Eurozone government debt creeps up to 90% of GDP

24 Jan 13
Debt levels in the European Union increased in the third quarter of 2012, according to Eurostat.

By Nick Mann | 24 January 2013

Debt levels in the European Union increased in the third quarter of 2012, according to Eurostat.

Yesterday’s data from the EU’s statistical service revealed that the government debt to gross domestic product ratio for the eurozone was 90% at the end of September, compared with 89.9% three months earlier. For the EU as a whole, the debt-to-GDP ratio also crept up, from 85% to 85.1%.  

Despite the efforts of many EU countries to reduce their debt through austerity measures such as spending cuts and tax increases, debt levels were also higher at the end of September than a year earlier. For the eurozone, debt increased from 86.8% of GDP to 90% and for the EU, from 81.5% to 85.1%.

The UK’s National Institute of Economic and Social Research claimed last year that the co-ordinated approach being taken to austerity in Europe was adding to debt levels rather than reducing them.

Yesterday’s figures show debt-to-GDP ratios increased in 15 member states over the third quarter. The largest rises were in Ireland (5.9 percentage points), Greece (3.4 percentage points) and Portugal (2.9 percentage points). Conversely, 11 countries reduced their debt levels, most significantly Latvia (down 2.6 percentage points), Malta (2.5 percentage points) and Austria (1.3 percentage points).

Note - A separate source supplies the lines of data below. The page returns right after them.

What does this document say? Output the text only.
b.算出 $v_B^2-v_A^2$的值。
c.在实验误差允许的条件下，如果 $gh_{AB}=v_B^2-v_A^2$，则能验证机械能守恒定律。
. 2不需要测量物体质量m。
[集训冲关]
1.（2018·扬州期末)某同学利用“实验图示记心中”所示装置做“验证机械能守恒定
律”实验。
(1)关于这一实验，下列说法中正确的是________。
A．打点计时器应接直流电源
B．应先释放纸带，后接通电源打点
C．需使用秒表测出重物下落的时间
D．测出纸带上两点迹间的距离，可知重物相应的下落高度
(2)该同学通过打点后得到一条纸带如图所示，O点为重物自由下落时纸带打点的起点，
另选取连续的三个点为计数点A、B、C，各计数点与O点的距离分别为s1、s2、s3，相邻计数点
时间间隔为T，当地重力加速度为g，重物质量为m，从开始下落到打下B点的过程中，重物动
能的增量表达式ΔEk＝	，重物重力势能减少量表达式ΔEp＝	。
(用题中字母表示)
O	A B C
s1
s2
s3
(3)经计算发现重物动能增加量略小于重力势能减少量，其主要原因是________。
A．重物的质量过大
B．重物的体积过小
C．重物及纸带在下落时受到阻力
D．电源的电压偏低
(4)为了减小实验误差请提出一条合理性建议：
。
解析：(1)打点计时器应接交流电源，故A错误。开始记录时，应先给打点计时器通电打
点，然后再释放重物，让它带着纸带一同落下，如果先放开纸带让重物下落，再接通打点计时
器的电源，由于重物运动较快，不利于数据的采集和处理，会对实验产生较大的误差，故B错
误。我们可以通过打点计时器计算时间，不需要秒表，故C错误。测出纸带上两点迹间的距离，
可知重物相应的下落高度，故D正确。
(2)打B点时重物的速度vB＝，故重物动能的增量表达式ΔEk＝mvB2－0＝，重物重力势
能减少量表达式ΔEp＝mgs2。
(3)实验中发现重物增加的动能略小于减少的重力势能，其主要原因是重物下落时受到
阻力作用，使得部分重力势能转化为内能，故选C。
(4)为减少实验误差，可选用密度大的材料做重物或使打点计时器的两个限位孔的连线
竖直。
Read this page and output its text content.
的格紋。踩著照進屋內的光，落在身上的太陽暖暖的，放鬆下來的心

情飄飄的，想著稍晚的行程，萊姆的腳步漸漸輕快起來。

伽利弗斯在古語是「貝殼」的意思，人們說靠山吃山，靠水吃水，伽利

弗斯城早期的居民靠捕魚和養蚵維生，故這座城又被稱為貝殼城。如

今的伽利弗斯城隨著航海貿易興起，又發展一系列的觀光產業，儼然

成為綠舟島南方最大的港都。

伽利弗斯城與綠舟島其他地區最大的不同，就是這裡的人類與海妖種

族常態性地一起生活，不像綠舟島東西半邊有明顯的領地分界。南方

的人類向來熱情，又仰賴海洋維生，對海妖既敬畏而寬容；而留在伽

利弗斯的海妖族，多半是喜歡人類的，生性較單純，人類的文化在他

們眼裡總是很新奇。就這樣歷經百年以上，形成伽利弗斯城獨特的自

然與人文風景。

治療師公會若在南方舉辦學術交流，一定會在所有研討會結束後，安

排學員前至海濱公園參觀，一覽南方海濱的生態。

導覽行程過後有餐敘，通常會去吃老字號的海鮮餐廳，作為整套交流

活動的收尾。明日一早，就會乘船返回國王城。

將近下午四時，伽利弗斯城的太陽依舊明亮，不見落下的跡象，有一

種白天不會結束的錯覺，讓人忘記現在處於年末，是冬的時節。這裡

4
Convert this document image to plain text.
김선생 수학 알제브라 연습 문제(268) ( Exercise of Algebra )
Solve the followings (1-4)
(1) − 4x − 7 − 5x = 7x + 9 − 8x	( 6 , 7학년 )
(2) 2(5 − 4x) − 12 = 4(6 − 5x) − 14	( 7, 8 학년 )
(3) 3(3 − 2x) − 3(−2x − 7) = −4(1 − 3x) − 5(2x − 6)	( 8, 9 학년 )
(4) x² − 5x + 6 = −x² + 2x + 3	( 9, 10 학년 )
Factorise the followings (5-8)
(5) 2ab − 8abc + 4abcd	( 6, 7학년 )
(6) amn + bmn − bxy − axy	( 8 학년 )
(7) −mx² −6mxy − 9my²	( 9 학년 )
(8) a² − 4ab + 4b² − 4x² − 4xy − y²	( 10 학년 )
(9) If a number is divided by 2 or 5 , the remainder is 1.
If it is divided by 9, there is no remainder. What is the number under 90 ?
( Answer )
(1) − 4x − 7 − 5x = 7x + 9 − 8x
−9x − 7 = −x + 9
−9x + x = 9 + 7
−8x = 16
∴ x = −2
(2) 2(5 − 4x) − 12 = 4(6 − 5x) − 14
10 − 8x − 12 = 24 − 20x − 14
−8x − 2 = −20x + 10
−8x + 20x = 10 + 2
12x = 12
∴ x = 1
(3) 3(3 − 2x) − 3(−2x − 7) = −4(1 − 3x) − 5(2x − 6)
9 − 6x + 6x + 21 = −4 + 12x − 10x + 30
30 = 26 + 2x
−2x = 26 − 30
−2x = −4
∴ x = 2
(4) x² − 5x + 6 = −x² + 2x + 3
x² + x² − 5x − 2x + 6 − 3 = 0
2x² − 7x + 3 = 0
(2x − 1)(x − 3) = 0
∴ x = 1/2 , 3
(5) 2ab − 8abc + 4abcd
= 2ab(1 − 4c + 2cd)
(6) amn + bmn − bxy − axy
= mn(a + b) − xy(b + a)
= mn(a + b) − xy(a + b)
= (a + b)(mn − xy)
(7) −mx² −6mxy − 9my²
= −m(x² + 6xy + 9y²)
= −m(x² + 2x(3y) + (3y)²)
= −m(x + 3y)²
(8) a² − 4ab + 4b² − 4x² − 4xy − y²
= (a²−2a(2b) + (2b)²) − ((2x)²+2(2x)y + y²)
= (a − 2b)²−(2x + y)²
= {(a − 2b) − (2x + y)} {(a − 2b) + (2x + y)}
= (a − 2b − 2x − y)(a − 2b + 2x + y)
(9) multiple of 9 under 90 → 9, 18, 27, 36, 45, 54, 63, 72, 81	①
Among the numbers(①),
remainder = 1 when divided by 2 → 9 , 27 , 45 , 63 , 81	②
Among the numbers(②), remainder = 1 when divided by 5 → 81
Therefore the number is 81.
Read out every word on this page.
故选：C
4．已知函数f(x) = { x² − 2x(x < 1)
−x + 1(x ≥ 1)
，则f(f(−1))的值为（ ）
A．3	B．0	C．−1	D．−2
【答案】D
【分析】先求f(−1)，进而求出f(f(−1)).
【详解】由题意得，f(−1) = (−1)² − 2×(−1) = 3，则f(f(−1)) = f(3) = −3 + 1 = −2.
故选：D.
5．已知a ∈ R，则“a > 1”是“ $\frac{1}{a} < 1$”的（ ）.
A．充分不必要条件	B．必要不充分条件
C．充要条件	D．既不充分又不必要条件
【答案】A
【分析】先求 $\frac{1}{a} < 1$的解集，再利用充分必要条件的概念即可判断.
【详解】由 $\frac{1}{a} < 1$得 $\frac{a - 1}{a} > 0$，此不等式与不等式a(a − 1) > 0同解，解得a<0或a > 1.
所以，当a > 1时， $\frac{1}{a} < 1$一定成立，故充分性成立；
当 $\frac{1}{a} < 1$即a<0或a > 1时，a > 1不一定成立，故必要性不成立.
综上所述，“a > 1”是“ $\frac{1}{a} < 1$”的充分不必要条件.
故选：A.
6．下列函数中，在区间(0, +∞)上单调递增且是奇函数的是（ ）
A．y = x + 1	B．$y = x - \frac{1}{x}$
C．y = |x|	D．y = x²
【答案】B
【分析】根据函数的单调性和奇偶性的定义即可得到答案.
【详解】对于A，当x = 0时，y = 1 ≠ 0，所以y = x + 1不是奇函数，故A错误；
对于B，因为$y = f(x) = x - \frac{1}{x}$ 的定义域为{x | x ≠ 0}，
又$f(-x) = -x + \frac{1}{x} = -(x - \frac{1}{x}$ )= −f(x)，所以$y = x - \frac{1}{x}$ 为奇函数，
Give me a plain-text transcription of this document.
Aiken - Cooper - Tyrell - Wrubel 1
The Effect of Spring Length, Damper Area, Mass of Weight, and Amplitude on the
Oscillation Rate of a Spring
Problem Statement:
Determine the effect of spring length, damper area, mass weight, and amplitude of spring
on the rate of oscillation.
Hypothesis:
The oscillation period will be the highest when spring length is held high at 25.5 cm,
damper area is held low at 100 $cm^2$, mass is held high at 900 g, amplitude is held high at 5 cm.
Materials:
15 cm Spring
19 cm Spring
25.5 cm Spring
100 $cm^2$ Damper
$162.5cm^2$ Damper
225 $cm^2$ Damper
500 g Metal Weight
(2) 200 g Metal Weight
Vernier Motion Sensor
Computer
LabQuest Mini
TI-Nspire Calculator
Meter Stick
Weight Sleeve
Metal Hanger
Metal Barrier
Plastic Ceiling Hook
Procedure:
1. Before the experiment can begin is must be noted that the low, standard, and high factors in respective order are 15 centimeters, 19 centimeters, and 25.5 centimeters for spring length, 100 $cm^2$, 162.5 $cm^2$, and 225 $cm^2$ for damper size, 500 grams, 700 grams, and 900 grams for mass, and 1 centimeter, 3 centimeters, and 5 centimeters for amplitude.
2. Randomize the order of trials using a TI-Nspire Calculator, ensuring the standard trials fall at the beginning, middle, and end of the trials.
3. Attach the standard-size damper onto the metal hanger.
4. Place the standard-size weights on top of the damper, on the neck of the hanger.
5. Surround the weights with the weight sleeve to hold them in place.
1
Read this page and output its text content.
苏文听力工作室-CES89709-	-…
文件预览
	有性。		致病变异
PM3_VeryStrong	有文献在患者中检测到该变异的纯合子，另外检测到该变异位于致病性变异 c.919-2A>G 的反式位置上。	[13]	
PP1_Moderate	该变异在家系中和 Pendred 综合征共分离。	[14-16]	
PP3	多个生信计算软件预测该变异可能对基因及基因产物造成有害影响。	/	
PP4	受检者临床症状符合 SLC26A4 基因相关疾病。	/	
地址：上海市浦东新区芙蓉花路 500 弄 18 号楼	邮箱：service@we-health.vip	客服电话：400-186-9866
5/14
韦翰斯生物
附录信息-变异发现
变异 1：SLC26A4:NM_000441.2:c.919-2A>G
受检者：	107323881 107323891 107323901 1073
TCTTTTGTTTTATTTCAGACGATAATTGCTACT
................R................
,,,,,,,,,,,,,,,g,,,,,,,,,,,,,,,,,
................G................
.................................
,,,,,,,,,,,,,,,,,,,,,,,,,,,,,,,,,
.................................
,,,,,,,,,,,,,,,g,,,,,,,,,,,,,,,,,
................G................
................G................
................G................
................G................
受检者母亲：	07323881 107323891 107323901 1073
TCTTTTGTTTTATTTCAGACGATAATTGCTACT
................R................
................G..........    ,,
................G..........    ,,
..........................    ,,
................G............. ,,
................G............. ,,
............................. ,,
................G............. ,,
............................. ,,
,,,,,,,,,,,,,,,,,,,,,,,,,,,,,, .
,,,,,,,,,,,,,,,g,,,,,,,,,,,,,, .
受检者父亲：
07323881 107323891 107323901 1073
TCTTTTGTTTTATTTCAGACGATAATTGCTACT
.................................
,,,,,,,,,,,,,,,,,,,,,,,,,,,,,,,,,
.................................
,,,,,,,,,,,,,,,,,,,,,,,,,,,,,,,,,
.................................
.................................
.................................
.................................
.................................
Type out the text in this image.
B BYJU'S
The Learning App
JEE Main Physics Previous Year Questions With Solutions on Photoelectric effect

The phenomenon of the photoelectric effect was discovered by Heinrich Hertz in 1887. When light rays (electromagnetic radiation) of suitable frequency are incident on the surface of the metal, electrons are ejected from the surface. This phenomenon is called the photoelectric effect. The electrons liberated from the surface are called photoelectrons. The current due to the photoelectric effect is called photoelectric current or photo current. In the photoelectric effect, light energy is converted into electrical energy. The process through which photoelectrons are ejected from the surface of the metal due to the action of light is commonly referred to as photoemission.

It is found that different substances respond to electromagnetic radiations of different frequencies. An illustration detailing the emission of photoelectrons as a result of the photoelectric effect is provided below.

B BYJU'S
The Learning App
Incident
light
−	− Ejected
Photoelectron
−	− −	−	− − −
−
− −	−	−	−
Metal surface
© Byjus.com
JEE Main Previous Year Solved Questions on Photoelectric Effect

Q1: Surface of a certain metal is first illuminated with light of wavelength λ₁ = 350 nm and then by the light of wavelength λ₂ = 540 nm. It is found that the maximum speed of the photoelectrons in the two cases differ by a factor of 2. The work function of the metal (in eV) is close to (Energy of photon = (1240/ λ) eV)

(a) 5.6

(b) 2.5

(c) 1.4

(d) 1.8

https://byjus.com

Greece had reduced its debt-to-GDP ratio to 149.2% in the second quarter of the year but it crept up again in the third quarter to 152.6%. Other countries whose debt exceeded their GDP were: Italy  (127.2%); Portugal (120.3%); Ireland (117%) and Belgium (101.6%).

In comparison, the lowest ratios were recorded by Estonia (9.6%), Bulgaria (18.7%) and Luxembourg (20.9%).